LaTessa commented on my Spring Snow post that she’d recently flown over New Mexico — on her way from Memphis to Vegas.
(Of course, her main point was that she couldn’t figure out what all the white stuff on the ground was, but we won’t go there. The woman is stressed and suffers from various delusions. We all just look the other way.)
But I think a lot of people fly over northern New Mexico. The contrails at sunset are spectacular. This is a bit like noting that increased pollution makes sunsets more dramatic, and that a nuclear blast would REALLY liven up the skies. It makes for a happier life to just enjoy the pretty. Whether the condensation trails from airplanes have a serious impact on global climate change is just one more thing I can’t think about. I’m already scrutinizing all of my plastics to see if the (frequently illegible) number on the bottom makes it recyclable or not.

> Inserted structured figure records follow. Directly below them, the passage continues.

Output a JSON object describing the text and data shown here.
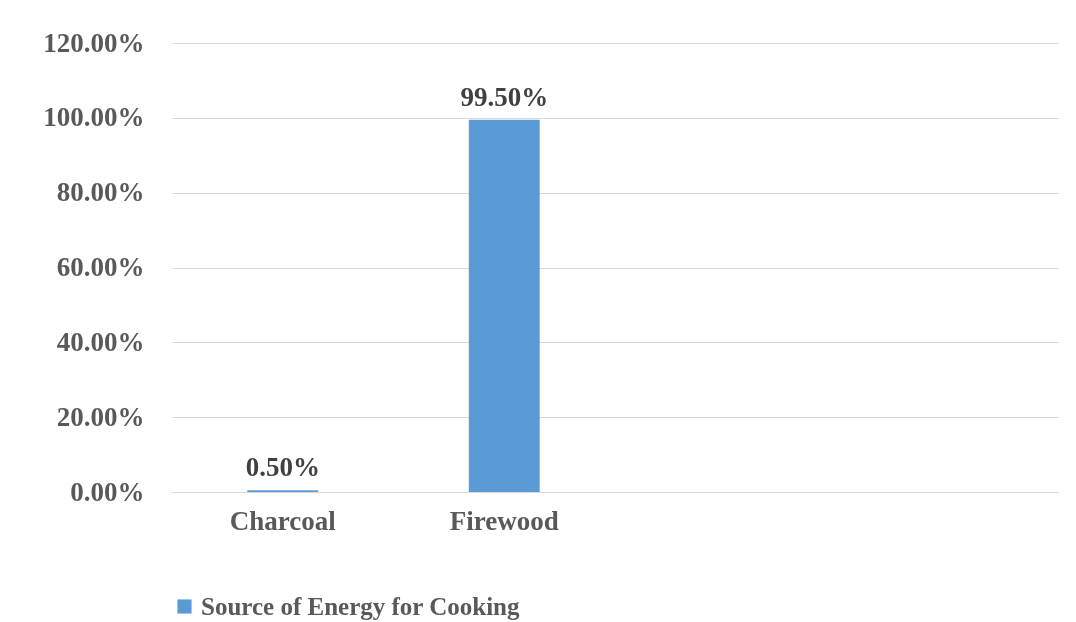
{
  "chart_data": {
    "type": "bar",
    "categories": [
      "Charcoal",
      "Firewood",
      null,
      null
    ],
    "series": [
      {
        "name": "Source of Energy for Cooking",
        "color": "#5b9bd5",
        "values": [
          0.5,
          99.5,
          null,
          null
        ],
        "value_labels": [
          "0.50%",
          "99.50%",
          null,
          null
        ]
      }
    ],
    "ylim": [
      0,
      120
    ],
    "yticks": [
      {
        "value": 0,
        "label": "0.00%"
      },
      {
        "value": 20,
        "label": "20.00%"
      },
      {
        "value": 40,
        "label": "40.00%"
      },
      {
        "value": 60,
        "label": "60.00%"
      },
      {
        "value": 80,
        "label": "80.00%"
      },
      {
        "value": 100,
        "label": "100.00%"
      },
      {
        "value": 120,
        "label": "120.00%"
      }
    ],
    "grid": "y",
    "legend": "bottom"
  }
}
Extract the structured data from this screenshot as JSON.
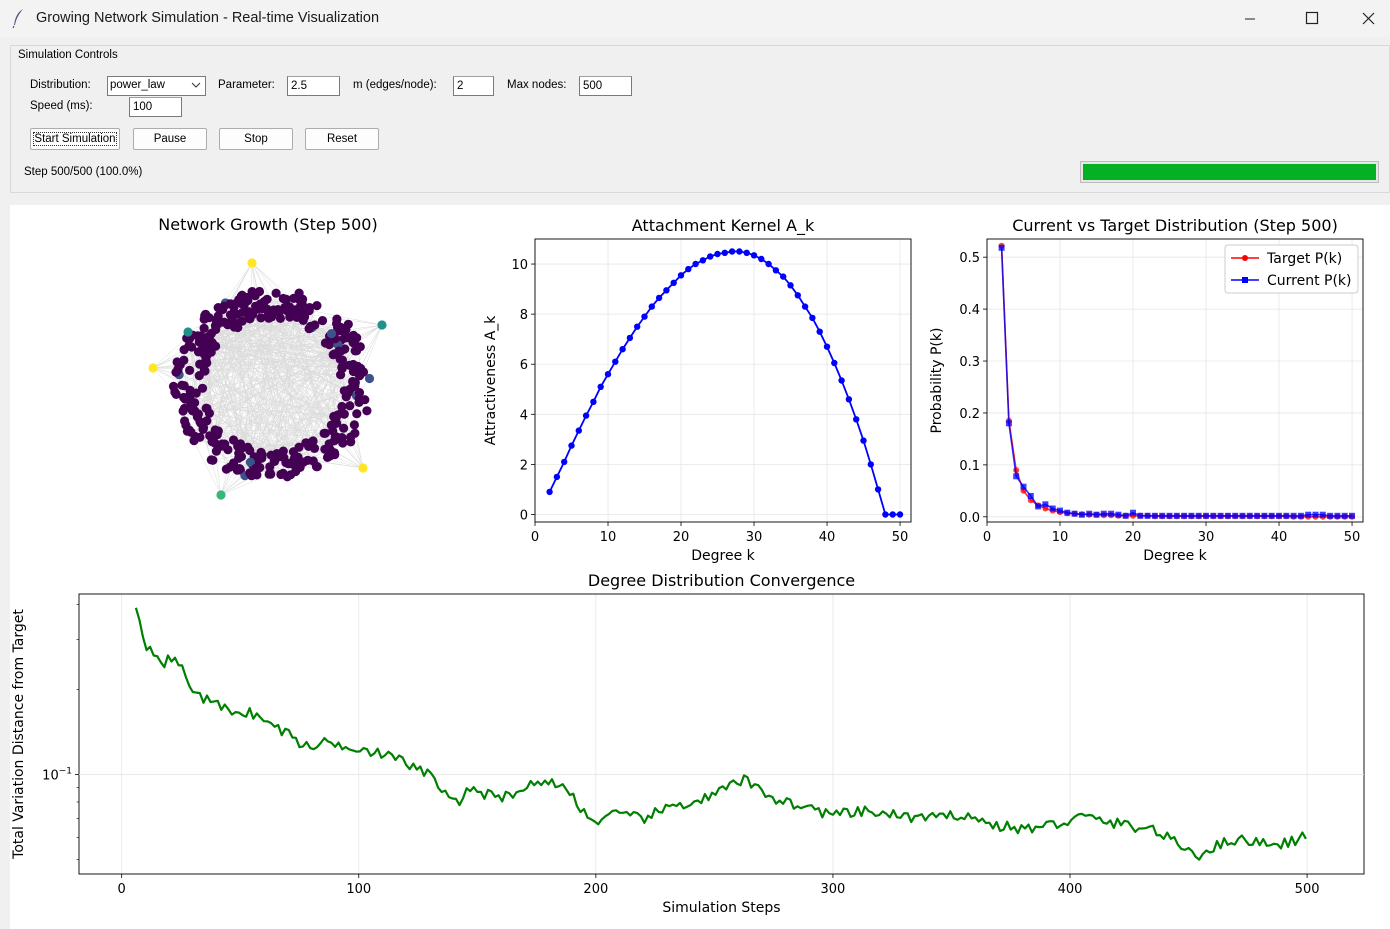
{
  "window": {
    "title": "Growing Network Simulation - Real-time Visualization",
    "app_icon": "feather-icon",
    "buttons": [
      "minimize-icon",
      "maximize-icon",
      "close-icon"
    ]
  },
  "controls": {
    "frame_title": "Simulation Controls",
    "distribution_label": "Distribution:",
    "distribution_value": "power_law",
    "parameter_label": "Parameter:",
    "parameter_value": "2.5",
    "m_label": "m (edges/node):",
    "m_value": "2",
    "max_nodes_label": "Max nodes:",
    "max_nodes_value": "500",
    "speed_label": "Speed (ms):",
    "speed_value": "100",
    "start_label": "Start Simulation",
    "pause_label": "Pause",
    "stop_label": "Stop",
    "reset_label": "Reset",
    "status_text": "Step 500/500 (100.0%)",
    "progress": 1.0,
    "progress_color": "#06b025"
  },
  "network": {
    "title": "Network Growth (Step 500)",
    "hub_colors": [
      "#fde725",
      "#21918c",
      "#35b779",
      "#3b528b",
      "#440154"
    ],
    "edge_color": "#cccccc"
  },
  "chart_data": [
    {
      "type": "line",
      "title": "Attachment Kernel A_k",
      "xlabel": "Degree k",
      "ylabel": "Attractiveness A_k",
      "xlim": [
        0,
        51.5
      ],
      "ylim": [
        -0.3,
        11
      ],
      "xticks": [
        "0",
        "10",
        "20",
        "30",
        "40",
        "50"
      ],
      "yticks": [
        "0",
        "2",
        "4",
        "6",
        "8",
        "10"
      ],
      "grid": true,
      "color": "#0000ff",
      "series": [
        {
          "x": [
            2,
            3,
            4,
            5,
            6,
            7,
            8,
            9,
            10,
            11,
            12,
            13,
            14,
            15,
            16,
            17,
            18,
            19,
            20,
            21,
            22,
            23,
            24,
            25,
            26,
            27,
            28,
            29,
            30,
            31,
            32,
            33,
            34,
            35,
            36,
            37,
            38,
            39,
            40,
            41,
            42,
            43,
            44,
            45,
            46,
            47,
            48,
            49,
            50
          ],
          "y": [
            0.9,
            1.5,
            2.1,
            2.75,
            3.35,
            3.95,
            4.5,
            5.1,
            5.6,
            6.1,
            6.6,
            7.05,
            7.5,
            7.9,
            8.3,
            8.65,
            8.95,
            9.25,
            9.55,
            9.8,
            10.0,
            10.15,
            10.3,
            10.4,
            10.45,
            10.5,
            10.5,
            10.45,
            10.35,
            10.2,
            10.0,
            9.75,
            9.5,
            9.15,
            8.75,
            8.3,
            7.85,
            7.3,
            6.7,
            6.05,
            5.35,
            4.6,
            3.8,
            2.95,
            2.0,
            1.0,
            -0.0,
            -0.0,
            0.0
          ]
        }
      ]
    },
    {
      "type": "line",
      "title": "Current vs Target Distribution (Step 500)",
      "xlabel": "Degree k",
      "ylabel": "Probability P(k)",
      "xlim": [
        0,
        51.5
      ],
      "ylim": [
        -0.01,
        0.535
      ],
      "xticks": [
        "0",
        "10",
        "20",
        "30",
        "40",
        "50"
      ],
      "yticks": [
        "0.0",
        "0.1",
        "0.2",
        "0.3",
        "0.4",
        "0.5"
      ],
      "grid": true,
      "legend": "top-right",
      "x": [
        2,
        3,
        4,
        5,
        6,
        7,
        8,
        9,
        10,
        11,
        12,
        13,
        14,
        15,
        16,
        17,
        18,
        19,
        20,
        21,
        22,
        23,
        24,
        25,
        26,
        27,
        28,
        29,
        30,
        31,
        32,
        33,
        34,
        35,
        36,
        37,
        38,
        39,
        40,
        41,
        42,
        43,
        44,
        45,
        46,
        47,
        48,
        49,
        50
      ],
      "series": [
        {
          "name": "Target P(k)",
          "color": "#ff0000",
          "marker": "circle",
          "values": [
            0.522,
            0.185,
            0.09,
            0.05,
            0.032,
            0.022,
            0.016,
            0.012,
            0.009,
            0.007,
            0.006,
            0.005,
            0.004,
            0.004,
            0.003,
            0.003,
            0.002,
            0.002,
            0.002,
            0.002,
            0.002,
            0.001,
            0.001,
            0.001,
            0.001,
            0.001,
            0.001,
            0.001,
            0.001,
            0.001,
            0.001,
            0.001,
            0.001,
            0.001,
            0.001,
            0.001,
            0.001,
            0.001,
            0.001,
            0.001,
            0.0,
            0.0,
            0.0,
            0.0,
            0.0,
            0.0,
            0.0,
            0.0,
            0.0
          ]
        },
        {
          "name": "Current P(k)",
          "color": "#0000ff",
          "marker": "square",
          "values": [
            0.518,
            0.18,
            0.078,
            0.058,
            0.04,
            0.02,
            0.024,
            0.016,
            0.012,
            0.008,
            0.006,
            0.004,
            0.006,
            0.004,
            0.006,
            0.006,
            0.004,
            0.002,
            0.008,
            0.002,
            0.002,
            0.002,
            0.002,
            0.002,
            0.002,
            0.002,
            0.002,
            0.002,
            0.002,
            0.002,
            0.002,
            0.002,
            0.002,
            0.002,
            0.002,
            0.002,
            0.002,
            0.002,
            0.002,
            0.002,
            0.002,
            0.002,
            0.004,
            0.004,
            0.004,
            0.002,
            0.002,
            0.002,
            0.002
          ]
        }
      ]
    },
    {
      "type": "line",
      "title": "Degree Distribution Convergence",
      "xlabel": "Simulation Steps",
      "ylabel": "Total Variation Distance from Target",
      "yscale": "log",
      "xlim": [
        -18,
        524
      ],
      "ylim": [
        0.0445,
        0.435
      ],
      "xticks": [
        "0",
        "100",
        "200",
        "300",
        "400",
        "500"
      ],
      "ytick_value": 0.1,
      "grid": true,
      "color": "#008000",
      "anchors": [
        [
          6,
          0.4
        ],
        [
          9,
          0.31
        ],
        [
          11,
          0.28
        ],
        [
          14,
          0.275
        ],
        [
          18,
          0.25
        ],
        [
          23,
          0.26
        ],
        [
          28,
          0.21
        ],
        [
          35,
          0.185
        ],
        [
          44,
          0.17
        ],
        [
          55,
          0.165
        ],
        [
          63,
          0.15
        ],
        [
          70,
          0.14
        ],
        [
          78,
          0.125
        ],
        [
          85,
          0.13
        ],
        [
          100,
          0.125
        ],
        [
          110,
          0.118
        ],
        [
          120,
          0.11
        ],
        [
          130,
          0.1
        ],
        [
          140,
          0.078
        ],
        [
          148,
          0.09
        ],
        [
          158,
          0.082
        ],
        [
          170,
          0.09
        ],
        [
          180,
          0.096
        ],
        [
          190,
          0.085
        ],
        [
          198,
          0.068
        ],
        [
          208,
          0.072
        ],
        [
          220,
          0.07
        ],
        [
          232,
          0.077
        ],
        [
          248,
          0.083
        ],
        [
          262,
          0.096
        ],
        [
          276,
          0.082
        ],
        [
          290,
          0.076
        ],
        [
          300,
          0.072
        ],
        [
          315,
          0.074
        ],
        [
          330,
          0.071
        ],
        [
          345,
          0.07
        ],
        [
          355,
          0.073
        ],
        [
          365,
          0.067
        ],
        [
          380,
          0.064
        ],
        [
          395,
          0.067
        ],
        [
          405,
          0.071
        ],
        [
          420,
          0.067
        ],
        [
          435,
          0.064
        ],
        [
          445,
          0.057
        ],
        [
          454,
          0.052
        ],
        [
          460,
          0.055
        ],
        [
          468,
          0.059
        ],
        [
          478,
          0.058
        ],
        [
          490,
          0.057
        ],
        [
          500,
          0.061
        ]
      ]
    }
  ]
}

It makes sense, though that there are so many planes flying over our piece of the world — we are on a direct route to Las Vegas and most of southern California, as well as Mexico to all points northerly. There’s a phrase, even – “the flyover states” – coined by the people who fly from, say, New York City to Los Angeles. Oh yes, it’s a a term of contempt, lumping together all the people who don’t live in the major, urban coastal cities and who therefore develop unsophisticated ideas.
It doesn’t help that there are a lot of people in those states with poorly reasoned ideas. Not that there aren’t a few in those coastal, urban centers, too.
It’s easy to fly over and forget what the experience on the ground is like. We forget that other people’s lives aren’t exactly like our own. We might know it, in our heads, but our hearts forget. We get caught up in the tumult of our own lives, the daily concerns, sorting the plastic recyclables, admire the sunset and hope the contrails aren’t really such a bad thing.
Every once in a while, we notice that someone else has snow.